Op-Ed: Why whole-genome testing hurts more than it helps


President Obama proposes to plunk down $215 million on “precision medicine,” and the National Institutes of Health and its National Cancer Institute will spend it by sequencing the whole genome of a million or more Americans.

Is whole-genome testing the path to health? The short answer is no.

The main problem with the proposal is that the research is bound to produce more noise than signal. The issue isn’t genetics but “big” data. The basic idea of precision medicine is to look for patterns in the genome that seem to travel with problems we all care about: diabetes, heart disease, cancer and dementia. But there are a lot of possible patterns to look for.

Imagine there were only 10 data points in a person’s genome and that each point could only take on one of two values: red or green. The first could be red or green, the second red or green and so forth. The number of possible patterns that could emerge from those 10 data points is 2 to the 10th power — 1,024 patterns. It goes up fast from there: 20 data points would produce more than 1 million patterns.


Among the 3 billion data points in the genome, geneticists believe that each of us has at least hundreds — probably thousands — that vary in ways that could affect our health. So the number of potential patterns is astronomical.

With all those patterns to explore in a million or more Americans — who have hundreds of diagnoses — the initiative is bound to identify a whole bunch of apparent relationships.

A few years ago statisticians in Canada highlighted the big-data problem. They looked at the relationship between astrological signs and hospital diagnoses in 5 million admissions in Ontario. They found that Leos were significantly more likely to be admitted for digestive tract bleeding and that Sagittarians were significantly more likely to be admitted for upper-arm fractures.

Not that anyone actually believes that astrological signs are responsible for specific hospital diagnoses. (OK, maybe someone does, but we don’t believe him.)

Too much noise is only one part of the big-data problem. Whatever signals are found are bound to be weak.

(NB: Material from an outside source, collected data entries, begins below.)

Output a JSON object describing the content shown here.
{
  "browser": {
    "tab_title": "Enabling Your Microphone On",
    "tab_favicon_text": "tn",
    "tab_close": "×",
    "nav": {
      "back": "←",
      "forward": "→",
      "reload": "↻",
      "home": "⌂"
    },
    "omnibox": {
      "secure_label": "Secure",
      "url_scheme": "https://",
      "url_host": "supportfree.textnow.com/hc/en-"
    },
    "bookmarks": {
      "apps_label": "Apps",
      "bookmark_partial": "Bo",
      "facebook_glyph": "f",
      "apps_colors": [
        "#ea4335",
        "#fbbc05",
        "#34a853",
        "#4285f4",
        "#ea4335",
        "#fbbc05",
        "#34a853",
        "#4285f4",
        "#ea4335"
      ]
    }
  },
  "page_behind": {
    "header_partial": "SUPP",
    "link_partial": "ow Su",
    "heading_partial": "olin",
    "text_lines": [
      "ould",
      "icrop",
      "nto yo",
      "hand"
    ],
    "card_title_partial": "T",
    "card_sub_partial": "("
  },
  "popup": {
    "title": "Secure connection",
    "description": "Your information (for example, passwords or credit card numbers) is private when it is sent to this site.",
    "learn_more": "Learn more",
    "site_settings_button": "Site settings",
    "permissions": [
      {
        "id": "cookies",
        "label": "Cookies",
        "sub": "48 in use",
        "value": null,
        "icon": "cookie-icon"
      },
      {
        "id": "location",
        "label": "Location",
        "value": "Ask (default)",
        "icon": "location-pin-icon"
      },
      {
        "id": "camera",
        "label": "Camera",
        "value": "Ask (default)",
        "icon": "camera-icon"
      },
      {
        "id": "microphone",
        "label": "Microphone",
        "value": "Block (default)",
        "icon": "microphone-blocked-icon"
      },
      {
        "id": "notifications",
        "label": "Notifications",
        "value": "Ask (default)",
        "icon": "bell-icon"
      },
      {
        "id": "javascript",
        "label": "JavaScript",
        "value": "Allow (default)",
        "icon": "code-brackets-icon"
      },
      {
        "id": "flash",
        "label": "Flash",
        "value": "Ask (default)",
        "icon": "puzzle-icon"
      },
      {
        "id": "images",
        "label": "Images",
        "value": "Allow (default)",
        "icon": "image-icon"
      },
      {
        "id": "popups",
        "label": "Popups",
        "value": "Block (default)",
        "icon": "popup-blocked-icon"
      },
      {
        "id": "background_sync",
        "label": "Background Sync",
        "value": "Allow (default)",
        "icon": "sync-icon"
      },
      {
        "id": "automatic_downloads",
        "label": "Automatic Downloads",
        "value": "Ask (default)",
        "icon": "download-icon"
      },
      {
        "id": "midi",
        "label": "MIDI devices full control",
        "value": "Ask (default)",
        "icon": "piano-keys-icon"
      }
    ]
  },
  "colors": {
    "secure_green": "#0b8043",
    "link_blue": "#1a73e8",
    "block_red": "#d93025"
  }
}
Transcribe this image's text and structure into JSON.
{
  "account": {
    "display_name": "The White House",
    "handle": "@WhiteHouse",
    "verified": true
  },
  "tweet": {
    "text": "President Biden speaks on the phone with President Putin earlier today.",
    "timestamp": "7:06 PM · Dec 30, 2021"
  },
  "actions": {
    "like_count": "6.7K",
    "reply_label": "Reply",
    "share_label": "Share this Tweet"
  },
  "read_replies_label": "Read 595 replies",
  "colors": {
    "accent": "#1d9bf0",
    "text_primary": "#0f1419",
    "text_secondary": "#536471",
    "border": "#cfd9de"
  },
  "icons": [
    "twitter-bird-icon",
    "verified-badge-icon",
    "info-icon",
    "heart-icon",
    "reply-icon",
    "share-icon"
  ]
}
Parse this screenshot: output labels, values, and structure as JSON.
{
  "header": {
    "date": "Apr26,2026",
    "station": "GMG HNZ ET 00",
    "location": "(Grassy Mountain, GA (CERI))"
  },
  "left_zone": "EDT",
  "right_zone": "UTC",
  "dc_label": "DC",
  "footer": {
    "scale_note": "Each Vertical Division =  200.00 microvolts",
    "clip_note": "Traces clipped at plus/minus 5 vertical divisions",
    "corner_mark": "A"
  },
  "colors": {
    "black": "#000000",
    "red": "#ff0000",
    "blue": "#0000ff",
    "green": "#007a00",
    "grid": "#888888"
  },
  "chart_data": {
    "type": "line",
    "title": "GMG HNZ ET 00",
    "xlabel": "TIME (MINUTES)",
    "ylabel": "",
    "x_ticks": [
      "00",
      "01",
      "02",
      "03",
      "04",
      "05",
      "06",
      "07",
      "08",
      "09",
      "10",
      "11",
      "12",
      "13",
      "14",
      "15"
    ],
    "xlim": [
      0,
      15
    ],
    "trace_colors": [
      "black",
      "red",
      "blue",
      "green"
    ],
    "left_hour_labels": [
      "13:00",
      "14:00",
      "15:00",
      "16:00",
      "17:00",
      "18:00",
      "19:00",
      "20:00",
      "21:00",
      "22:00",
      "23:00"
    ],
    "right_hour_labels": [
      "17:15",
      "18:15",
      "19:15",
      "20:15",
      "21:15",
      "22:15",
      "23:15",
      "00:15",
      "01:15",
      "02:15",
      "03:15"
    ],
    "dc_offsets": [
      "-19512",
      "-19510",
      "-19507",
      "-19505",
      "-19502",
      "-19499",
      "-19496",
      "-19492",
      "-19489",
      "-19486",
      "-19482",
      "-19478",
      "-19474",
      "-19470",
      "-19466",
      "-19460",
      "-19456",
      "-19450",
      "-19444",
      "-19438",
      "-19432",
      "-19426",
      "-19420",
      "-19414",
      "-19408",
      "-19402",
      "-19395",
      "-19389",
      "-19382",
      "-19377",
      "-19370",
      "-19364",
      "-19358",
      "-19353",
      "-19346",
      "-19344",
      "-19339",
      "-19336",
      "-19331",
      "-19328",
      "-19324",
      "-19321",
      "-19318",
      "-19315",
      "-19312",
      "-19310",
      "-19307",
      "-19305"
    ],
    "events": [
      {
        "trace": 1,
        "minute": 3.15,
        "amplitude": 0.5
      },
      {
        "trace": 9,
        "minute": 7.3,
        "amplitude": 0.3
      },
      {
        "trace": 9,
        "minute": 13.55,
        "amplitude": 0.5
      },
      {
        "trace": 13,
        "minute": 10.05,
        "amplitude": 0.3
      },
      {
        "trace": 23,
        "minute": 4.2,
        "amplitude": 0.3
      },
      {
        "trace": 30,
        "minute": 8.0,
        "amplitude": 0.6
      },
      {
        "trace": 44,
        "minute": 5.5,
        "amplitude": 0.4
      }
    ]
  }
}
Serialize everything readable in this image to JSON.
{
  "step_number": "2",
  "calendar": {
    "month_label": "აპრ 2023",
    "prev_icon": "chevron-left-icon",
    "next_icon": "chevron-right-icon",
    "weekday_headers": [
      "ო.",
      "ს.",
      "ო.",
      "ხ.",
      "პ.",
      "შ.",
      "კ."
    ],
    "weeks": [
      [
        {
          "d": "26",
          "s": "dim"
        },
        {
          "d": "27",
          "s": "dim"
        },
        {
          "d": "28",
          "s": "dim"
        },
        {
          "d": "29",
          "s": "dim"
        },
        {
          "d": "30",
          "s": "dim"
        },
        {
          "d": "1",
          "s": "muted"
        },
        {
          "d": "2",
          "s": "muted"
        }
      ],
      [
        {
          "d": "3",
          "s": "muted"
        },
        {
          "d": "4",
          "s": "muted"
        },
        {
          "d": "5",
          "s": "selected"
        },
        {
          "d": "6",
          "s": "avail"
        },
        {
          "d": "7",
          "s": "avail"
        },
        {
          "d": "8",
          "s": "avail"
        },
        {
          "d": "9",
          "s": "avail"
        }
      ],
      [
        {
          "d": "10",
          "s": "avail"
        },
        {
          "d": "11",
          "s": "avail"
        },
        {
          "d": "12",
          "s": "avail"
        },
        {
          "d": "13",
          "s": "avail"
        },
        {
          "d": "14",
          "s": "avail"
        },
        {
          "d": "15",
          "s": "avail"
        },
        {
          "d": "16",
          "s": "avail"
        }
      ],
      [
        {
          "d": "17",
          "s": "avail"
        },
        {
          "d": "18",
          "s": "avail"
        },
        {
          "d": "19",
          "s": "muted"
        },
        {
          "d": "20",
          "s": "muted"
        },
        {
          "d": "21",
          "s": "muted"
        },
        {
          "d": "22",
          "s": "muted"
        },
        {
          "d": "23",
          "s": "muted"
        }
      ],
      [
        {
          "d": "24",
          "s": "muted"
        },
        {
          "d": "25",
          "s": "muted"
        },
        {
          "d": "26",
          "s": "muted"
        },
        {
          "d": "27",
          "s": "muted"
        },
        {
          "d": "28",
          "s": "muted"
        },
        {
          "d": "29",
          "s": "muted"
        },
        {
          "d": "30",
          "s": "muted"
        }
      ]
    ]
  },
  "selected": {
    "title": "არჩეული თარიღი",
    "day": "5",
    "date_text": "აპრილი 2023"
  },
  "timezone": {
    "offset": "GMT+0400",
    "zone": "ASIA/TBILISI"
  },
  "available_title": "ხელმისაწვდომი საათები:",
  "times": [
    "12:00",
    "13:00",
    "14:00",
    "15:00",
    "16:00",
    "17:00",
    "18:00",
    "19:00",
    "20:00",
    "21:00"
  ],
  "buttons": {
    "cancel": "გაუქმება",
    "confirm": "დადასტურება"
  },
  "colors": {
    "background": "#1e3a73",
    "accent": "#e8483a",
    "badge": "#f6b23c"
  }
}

There are some strong signals in the genome, such as rare mutations that increase the risk of colon cancer some tenfold. And there may be value in selectively looking for these signals. But we don’t need to test the whole genome to find them.


For the most part, these signals are already known; they didn’t require big data. If your mother, your mother’s mother, two of your three sisters and half of your cousins all had a disease — a genetic basis was obvious. Breast cancer mutations, for example, were identified in such families.

So with much of the low-hanging fruit gone, what’s left for precision medicine? Genetic patterns that are associated with changes in risk of a few percentage points — for example, increasing your chance of developing Disease X from 4% to 6%.

Make no mistake about it: These data will scare people — particularly since they are likely to be framed as a 50% increase in your risk of Disease X. But it’s just as likely they won’t make a difference in your health.

That’s because weak signals can’t tell us what to do. For example, what should doctors do differently for someone with a slightly higher risk for colon cancer and Alzheimer’s disease and a slightly lower risk of lung cancer and diabetes? Increase the frequency of screening and Sudoku puzzles? Tell him it’s fine to smoke and gain weight?

And yet there will be substantial pressure for doctors to do something, which typically translates into a haphazard process of more testing and more intervention. Some interventions may help a little; others may harm people; still others may have no impact at all.

The reality is that it’s hard to predict the future — and it’s even harder to know what to do about it.


And don’t make the mistake of thinking whole-genome data are going to save the healthcare system money, no matter how cheap sequencing becomes. Patients will waste doctors’ time chasing the weak signals; doctors will then waste medical resources “doing something.” Will your insurance cover all of this? Don’t count on it.

But cost isn’t the only issue. No amount of genetic data will ever change the fact that most of us need to eat better and move more. Yet explaining “predictive” data in a 10- to 15-minute office visit will divert attention from more important topics. Equally important is the attention of the medical research enterprise, where all this emphasis on predicting disease will divert researchers from more fundamental questions: How do we best treat clinically evident disease? How do we prevent it?

Furthermore, the focus on molecular pathology only reinforces the assumption that health is a set of specified physical measurements and the absence of any detectable abnormality. Because all of us harbor abnormalities, and because our technologies are increasingly able to find them, the disturbing truth is that this is a recipe for making all of us feel sick.

Of course there is a lot of enthusiasm for the effort. Academic medical centers and biotechnology firms, in particular, love this stuff. For the medical-industrial complex, it is potentially a huge revenue stream. For most people, however, whole-genome sequencing is an absurd medical test. If you get entertainment value from a fortune-teller reading — or from a whole genome — that’s one thing. But if you value your health, divert your resources to something more meaningful — maybe whole foods.

H. Gilbert Welch is a professor of medicine at Dartmouth Medical School and the author of “Less Medicine, More Health: 7 Assumptions that Drive Too Much Medical Care.” Wylie Burke is a medical geneticist and professor at the University of Washington.